Australia Day
Photo by Chris Lundie |
New Theatre presents, AUSTRALIA DAY, by Jonathan Biggins, at the New Theatre, King St., Newtown. 14 November – 16 December.
The New Theatre present a revival production of Jonathan Biggin’s 2012 comedy, AUSTRALIA DAY. It was first seen in the Drama Theatre for the Sydney Theatre Company (STC), in 2012.
AUSTRALIA DAY is set in the local community hall in a country town called Coriole. Says, the Director of this production, Louise Fischer, a girl from the country:
When I first read AUSTRALIA DAY I was transported back to my misspent youth. I recognised the people that inhabited the world of Australia Days, the Wallys, the Brians, the Mariees. They are funny, flawed, feisty and sometimes not very nice. But they are human, they have hearts and intentions that, whilst maybe misguided, are meant well. When working with the actors on this play, I wanted to find truths rather than caricatures. It is easy to see this play through the prism of satire but I think the residents of Coriole deserve a little more than that and I hope that is the story we bring you tonight.

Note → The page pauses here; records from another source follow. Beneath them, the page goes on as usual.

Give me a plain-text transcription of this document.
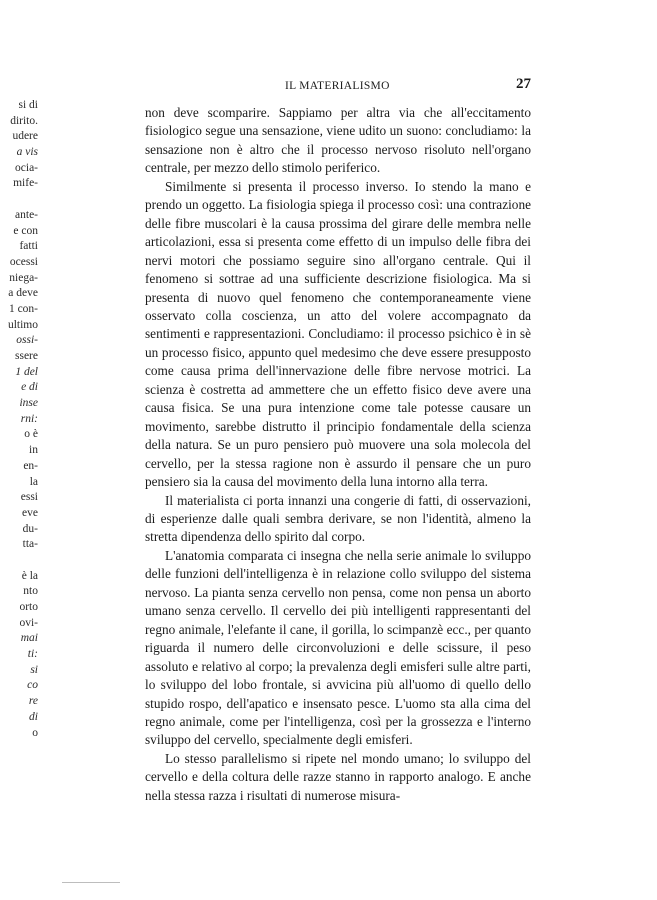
si di
dirito.
udere
a vis
ocia-
mife-
ante-
e con
fatti
ocessi
niega-
a deve
1 con-
ultimo
ossi-
ssere
1 del
e di
inse
rni:
o è
in
en-
la
essi
eve
du-
tta-
è la
nto
orto
ovi-
mai
ti:
si
co
re
di
o
IL MATERIALISMO	27

non deve scomparire. Sappiamo per altra via che all'eccitamento fisiologico segue una sensazione, viene udito un suono: concludiamo: la sensazione non è altro che il processo nervoso risoluto nell'organo centrale, per mezzo dello stimolo periferico.

Similmente si presenta il processo inverso. Io stendo la mano e prendo un oggetto. La fisiologia spiega il processo così: una contrazione delle fibre muscolari è la causa prossima del girare delle membra nelle articolazioni, essa si presenta come effetto di un impulso delle fibra dei nervi motori che possiamo seguire sino all'organo centrale. Qui il fenomeno si sottrae ad una sufficiente descrizione fisiologica. Ma si presenta di nuovo quel fenomeno che contemporaneamente viene osservato colla coscienza, un atto del volere accompagnato da sentimenti e rappresentazioni. Concludiamo: il processo psichico è in sè un processo fisico, appunto quel medesimo che deve essere presupposto come causa prima dell'innervazione delle fibre nervose motrici. La scienza è costretta ad ammettere che un effetto fisico deve avere una causa fisica. Se una pura intenzione come tale potesse causare un movimento, sarebbe distrutto il principio fondamentale della scienza della natura. Se un puro pensiero può muovere una sola molecola del cervello, per la stessa ragione non è assurdo il pensare che un puro pensiero sia la causa del movimento della luna intorno alla terra.

Il materialista ci porta innanzi una congerie di fatti, di osservazioni, di esperienze dalle quali sembra derivare, se non l'identità, almeno la stretta dipendenza dello spirito dal corpo.

L'anatomia comparata ci insegna che nella serie animale lo sviluppo delle funzioni dell'intelligenza è in relazione collo sviluppo del sistema nervoso. La pianta senza cervello non pensa, come non pensa un aborto umano senza cervello. Il cervello dei più intelligenti rappresentanti del regno animale, l'elefante il cane, il gorilla, lo scimpanzè ecc., per quanto riguarda il numero delle circonvoluzioni e delle scissure, il peso assoluto e relativo al corpo; la prevalenza degli emisferi sulle altre parti, lo sviluppo del lobo frontale, si avvicina più all'uomo di quello dello stupido rospo, dell'apatico e insensato pesce. L'uomo sta alla cima del regno animale, come per l'intelligenza, così per la grossezza e l'interno sviluppo del cervello, specialmente degli emisferi.

Lo stesso parallelismo si ripete nel mondo umano; lo sviluppo del cervello e della coltura delle razze stanno in rapporto analogo. E anche nella stessa razza i risultati di numerose misura-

And that is what Ms Fischer has given us. Her well chosen company of actors: Les Asmussen (Wally Stewart), Peter Eyres (Brian Harrigan), Alice Livingstone (Maree Bucknell), Lap Nguyen (Chester Lee), Martin Portus (Robert Wilson) and Amelia Robertson-Cuninghame (Helen), have an authentic look about themselves and a typical laconic Aussie essence that with the no fuss, even rough-edged production, turns, from memory, what I saw at the STC as a caricatured satire into a gentle and accurate unresolved comedy of really ordinary human beings blighted with half-baked philosophies laden with superficial prejudices muddling their way through a changing and bewildering world. It felt sadly, but funny, ‘real’.
I think I heard more of the debate that Mr Biggins poses throughout the play, and certainly embraced the characters with a warmer reception than I did last time I saw it at the STC. There is clumsiness in some of the scene shifts of act one but, generally, the Design elements, David Marshall-Martin with his Sets and Ms Fischer with an eye-out for the Costume look, the Lighting plot by Nicola Block combined with a very verbal Sound Design from Mehran Mortezaei bring a simple honesty to all that is offered.
AUSTRALIA DAY was much appreciated, by most, on the night I saw it.